A exigência desses elementos, embora justificada para garantir autenticidade ao vínculo, muitas vezes desconsidera contextos familiares informais, nos quais a afetividade existe, mas sem externalização pública. É preciso questionar até que ponto o critério da “fama” é adequado nos dias atuais, considerando que muitas relações familiares fogem do padrão tradicional e não são necessariamente publicizadas.

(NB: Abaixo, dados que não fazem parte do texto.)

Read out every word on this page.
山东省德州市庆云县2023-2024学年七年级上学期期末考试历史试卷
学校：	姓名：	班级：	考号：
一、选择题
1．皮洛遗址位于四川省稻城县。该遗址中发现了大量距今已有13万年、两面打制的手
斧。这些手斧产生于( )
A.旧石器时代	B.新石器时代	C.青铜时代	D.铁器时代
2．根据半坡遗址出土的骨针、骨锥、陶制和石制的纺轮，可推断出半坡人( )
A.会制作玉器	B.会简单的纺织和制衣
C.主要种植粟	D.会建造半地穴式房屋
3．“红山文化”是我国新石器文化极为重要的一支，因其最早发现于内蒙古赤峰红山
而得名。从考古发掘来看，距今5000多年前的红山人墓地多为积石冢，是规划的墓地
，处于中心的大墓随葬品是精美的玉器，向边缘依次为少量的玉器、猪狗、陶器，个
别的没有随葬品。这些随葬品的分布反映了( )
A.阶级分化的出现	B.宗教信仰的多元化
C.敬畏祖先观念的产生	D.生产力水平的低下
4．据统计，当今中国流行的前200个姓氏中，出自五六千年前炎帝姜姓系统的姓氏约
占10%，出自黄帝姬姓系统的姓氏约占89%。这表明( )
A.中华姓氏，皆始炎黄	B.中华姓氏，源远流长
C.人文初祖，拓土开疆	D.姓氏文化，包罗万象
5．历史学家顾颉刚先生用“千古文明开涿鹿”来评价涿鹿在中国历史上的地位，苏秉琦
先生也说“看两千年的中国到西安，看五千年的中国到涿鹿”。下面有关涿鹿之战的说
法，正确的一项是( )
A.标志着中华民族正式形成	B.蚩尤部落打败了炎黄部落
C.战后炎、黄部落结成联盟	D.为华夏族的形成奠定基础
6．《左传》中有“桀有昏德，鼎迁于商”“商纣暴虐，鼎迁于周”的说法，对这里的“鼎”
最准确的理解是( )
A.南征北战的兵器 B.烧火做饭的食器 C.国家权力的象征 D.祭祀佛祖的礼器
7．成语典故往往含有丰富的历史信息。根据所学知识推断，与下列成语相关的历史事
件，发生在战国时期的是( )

Outro demanda relevante foi também julgada pelo Tribunal de Justiça de Goiás23, na qual o recurso reformou uma decisão para negar o reconhecimento da paternidade socioafetiva post mortem, alegando que a intenção de perfilhar nunca foi manifestada pelo falecido. Esse caso reforça uma abordagem formalista, na qual a ausência de prova documental ou testemunhal suficiente impede o reconhecimento da filiação:

DIREITO DE FAMÍLIA. APELAÇÃO CÍVEL. AÇÃO DECLARATÓRIA DE RECONHECIMENTO DE FILIAÇÃO SOCIOAFETIVA POST MORTEM. PETIÇÃO DE HERANÇA . PARENTESCO CIVIL. SOCIOAFETIVIDADE. POSSE DO ESTADO DE FILHO. VÍNCULO AFETIVO . PROVA INEQUÍVOCA DA VONTADE DO AUTOR DA HERANÇA EM PERFILHAR. INEXISTÊNCIA. SENTENÇA REFORMADA. 1 . O parentesco civil psicológico ou socioafetivo demanda a posse do estado de filho e a prova inequívoca da vontade de perfilhar. 2. Na espécie, embora não se duvide do amor filial da apelada pelo autor da herança, verifica-se que a recíproca não é verdadeira. Pelo que consta dos autos, o falecido estimou a apelada como enteada e não teve a intenção de reconhecê-la como filha, tanto que não o fez durante os quase 12 (doze) anos de convivência . 3. Sentença reformada para julgar improcedente o pedido de reconhecimento de paternidade socioafetiva post mortem e a consequente petição de herança. 4. Ônus sucumbenciais e honorários advocatícios invertidos .APELAÇÃO CÍVEL CONHECIDA E PROVIDA. (TJ-GO – APL: 03927955020118090127, Relator.: Des(a). FÁBIO CRISTÓVÃO DE CAMPOS FARIA, Data de Julgamento: 27/07/2020, 3ª Câmara Cível, Data de Publicação: DJ de 27/07/2020)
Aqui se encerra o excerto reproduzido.